D’Souza examines the philosophies and tactics of counterculture icons Howard Zinn, Bill Ayers, and Saul Alinsky, intellectual foundations for what passes as thought with Barack Obama and Hillary Clinton. He recognizes that they reject America’s founding ideals. The only use they have for them is as an engine for a massive guilt trip. At this point, he fails to take the offensive, and he should have. The question, unfortunately, is never asked: if they propose to tear down those ideals, with what do they propose to replace them? Showing Obama lying repeatedly about health care and dramatizing young Hillary Clinton learning from the master, Saul Alinsky, are good theatre, but amount to preaching to the choir. When that choir leaves the theatre, there is an intellectual battle to be fought, and while D’Souza leaves his audience with renewed appreciation for America’s greatness, he issues little in the way of intellectual ammunition.
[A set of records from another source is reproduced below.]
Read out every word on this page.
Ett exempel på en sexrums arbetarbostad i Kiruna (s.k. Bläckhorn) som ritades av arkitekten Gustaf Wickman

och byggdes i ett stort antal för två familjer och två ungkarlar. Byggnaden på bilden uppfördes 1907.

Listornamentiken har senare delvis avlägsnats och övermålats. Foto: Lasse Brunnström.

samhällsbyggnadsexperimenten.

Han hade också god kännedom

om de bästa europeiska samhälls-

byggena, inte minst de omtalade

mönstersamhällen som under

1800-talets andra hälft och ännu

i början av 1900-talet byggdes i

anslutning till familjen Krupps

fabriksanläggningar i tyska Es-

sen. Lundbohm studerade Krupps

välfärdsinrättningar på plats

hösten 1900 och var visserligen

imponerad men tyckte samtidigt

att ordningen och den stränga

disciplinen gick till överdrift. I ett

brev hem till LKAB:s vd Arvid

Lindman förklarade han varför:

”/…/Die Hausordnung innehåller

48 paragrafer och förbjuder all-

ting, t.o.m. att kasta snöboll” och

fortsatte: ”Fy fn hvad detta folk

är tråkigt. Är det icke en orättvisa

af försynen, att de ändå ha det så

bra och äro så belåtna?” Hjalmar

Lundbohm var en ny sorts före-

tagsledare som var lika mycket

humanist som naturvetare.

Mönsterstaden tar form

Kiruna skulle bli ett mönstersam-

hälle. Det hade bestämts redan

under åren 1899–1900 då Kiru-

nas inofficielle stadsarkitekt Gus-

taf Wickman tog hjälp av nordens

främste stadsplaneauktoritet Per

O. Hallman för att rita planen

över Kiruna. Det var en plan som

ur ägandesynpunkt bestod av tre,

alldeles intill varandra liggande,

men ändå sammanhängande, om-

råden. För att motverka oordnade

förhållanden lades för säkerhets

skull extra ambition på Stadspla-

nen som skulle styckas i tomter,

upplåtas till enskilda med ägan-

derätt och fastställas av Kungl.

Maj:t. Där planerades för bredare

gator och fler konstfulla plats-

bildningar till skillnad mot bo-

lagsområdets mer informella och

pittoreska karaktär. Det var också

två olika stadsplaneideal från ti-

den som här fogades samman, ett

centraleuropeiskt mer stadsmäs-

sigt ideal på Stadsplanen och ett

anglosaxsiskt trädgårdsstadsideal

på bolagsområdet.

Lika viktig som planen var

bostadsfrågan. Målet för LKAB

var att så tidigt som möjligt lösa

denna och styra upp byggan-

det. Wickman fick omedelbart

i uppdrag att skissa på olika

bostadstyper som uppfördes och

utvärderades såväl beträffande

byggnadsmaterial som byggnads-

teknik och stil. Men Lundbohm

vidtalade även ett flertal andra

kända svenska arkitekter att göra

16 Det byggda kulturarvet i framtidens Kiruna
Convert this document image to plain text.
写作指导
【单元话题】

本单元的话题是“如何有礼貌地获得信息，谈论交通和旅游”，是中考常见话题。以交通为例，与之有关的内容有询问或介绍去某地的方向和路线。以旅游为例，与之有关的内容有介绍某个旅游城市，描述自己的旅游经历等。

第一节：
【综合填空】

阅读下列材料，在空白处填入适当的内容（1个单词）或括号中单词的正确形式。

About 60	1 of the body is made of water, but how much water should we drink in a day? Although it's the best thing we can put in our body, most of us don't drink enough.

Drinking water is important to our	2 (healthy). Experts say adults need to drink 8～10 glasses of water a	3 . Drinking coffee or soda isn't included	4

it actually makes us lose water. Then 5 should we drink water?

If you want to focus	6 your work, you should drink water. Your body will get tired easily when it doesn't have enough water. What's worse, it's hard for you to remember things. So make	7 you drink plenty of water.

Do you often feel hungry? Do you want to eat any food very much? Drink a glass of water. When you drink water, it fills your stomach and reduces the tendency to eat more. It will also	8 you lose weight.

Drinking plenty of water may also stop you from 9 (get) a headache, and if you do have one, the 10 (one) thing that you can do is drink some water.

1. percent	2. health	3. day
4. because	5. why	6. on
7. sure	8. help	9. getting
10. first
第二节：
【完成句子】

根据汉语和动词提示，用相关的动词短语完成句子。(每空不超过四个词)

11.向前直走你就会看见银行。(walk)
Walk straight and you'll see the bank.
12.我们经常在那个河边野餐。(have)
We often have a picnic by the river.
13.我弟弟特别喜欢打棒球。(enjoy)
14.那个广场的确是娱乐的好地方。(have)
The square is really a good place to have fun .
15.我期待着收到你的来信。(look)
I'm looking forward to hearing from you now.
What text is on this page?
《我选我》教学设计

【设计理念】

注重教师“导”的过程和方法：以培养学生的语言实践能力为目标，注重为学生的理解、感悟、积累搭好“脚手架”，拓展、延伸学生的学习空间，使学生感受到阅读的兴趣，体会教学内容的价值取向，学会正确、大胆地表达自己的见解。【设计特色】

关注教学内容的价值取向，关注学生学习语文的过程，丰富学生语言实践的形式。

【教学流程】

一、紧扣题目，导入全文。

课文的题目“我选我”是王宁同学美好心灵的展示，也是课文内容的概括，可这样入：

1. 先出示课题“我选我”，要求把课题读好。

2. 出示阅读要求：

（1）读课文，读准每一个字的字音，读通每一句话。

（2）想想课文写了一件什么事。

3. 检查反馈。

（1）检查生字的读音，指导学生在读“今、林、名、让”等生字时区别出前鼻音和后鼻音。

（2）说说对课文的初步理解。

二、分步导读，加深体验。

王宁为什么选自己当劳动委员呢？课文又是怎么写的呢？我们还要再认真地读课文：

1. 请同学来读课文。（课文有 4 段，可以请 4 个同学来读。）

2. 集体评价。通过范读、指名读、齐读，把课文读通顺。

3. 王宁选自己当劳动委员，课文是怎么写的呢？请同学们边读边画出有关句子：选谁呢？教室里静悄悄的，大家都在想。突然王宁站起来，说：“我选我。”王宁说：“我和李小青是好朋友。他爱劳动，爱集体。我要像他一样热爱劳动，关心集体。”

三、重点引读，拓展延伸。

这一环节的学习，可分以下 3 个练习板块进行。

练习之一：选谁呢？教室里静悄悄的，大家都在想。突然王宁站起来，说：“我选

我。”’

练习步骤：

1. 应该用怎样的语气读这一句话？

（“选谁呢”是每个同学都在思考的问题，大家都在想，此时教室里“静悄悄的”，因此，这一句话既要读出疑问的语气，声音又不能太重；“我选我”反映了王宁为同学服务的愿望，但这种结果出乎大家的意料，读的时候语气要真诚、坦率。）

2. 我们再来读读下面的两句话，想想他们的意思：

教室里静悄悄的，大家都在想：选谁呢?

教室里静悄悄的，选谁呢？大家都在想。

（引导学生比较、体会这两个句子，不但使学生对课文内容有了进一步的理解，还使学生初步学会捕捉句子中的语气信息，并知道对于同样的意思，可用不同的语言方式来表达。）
The US government was designed to protect life, liberty, and the pursuit of happiness. The economic expression of this political philosophy is capitalism. Ordered liberty, individual rights, limited government, and capitalism are the antithesis of statism—unlimited government power—the unnamed ideal of Clinton, Obama, and their mentors. While proponents of America’s ideals must defend them and explain that coming up short is no argument for abandoning them, the statists have an impossible task. They seek to impose by force an unnatural equality of results, abandoning equality before the law. In so doing, they have to excuse the carnage their philosophy invariably inflicts, the tens of millions slaughtered by regimes in, et al, the USSR, Nazi Germany, China, Vietnam, Eastern Europe, Cuba, and Cambodia. They also have to ignore the glaring hypocrisy of those egalitarian paradises: the ruling class’s opulent lifestyles, vastly superior to those of ordinary citizens. Defending the real world results of American ideals is a snap compared to defending the real world results of statism. And only an untutored novice would allow the statists’ dodge of comparing reality to their pie-in-the-sky utopias.
D’Souza and all other champions of America’s founding ideals need to borrow Alinsky’s rule 4: “Make the enemy live up to its own book of rules.” Only by turning the tables, spotlighting their attempts to defend the indefensible, either by their own standards of spurious equality, or by our standards of rationality, justice, and liberty, can we begin to turn the statist tide. We must. This is, after all, a war, one we cannot lose.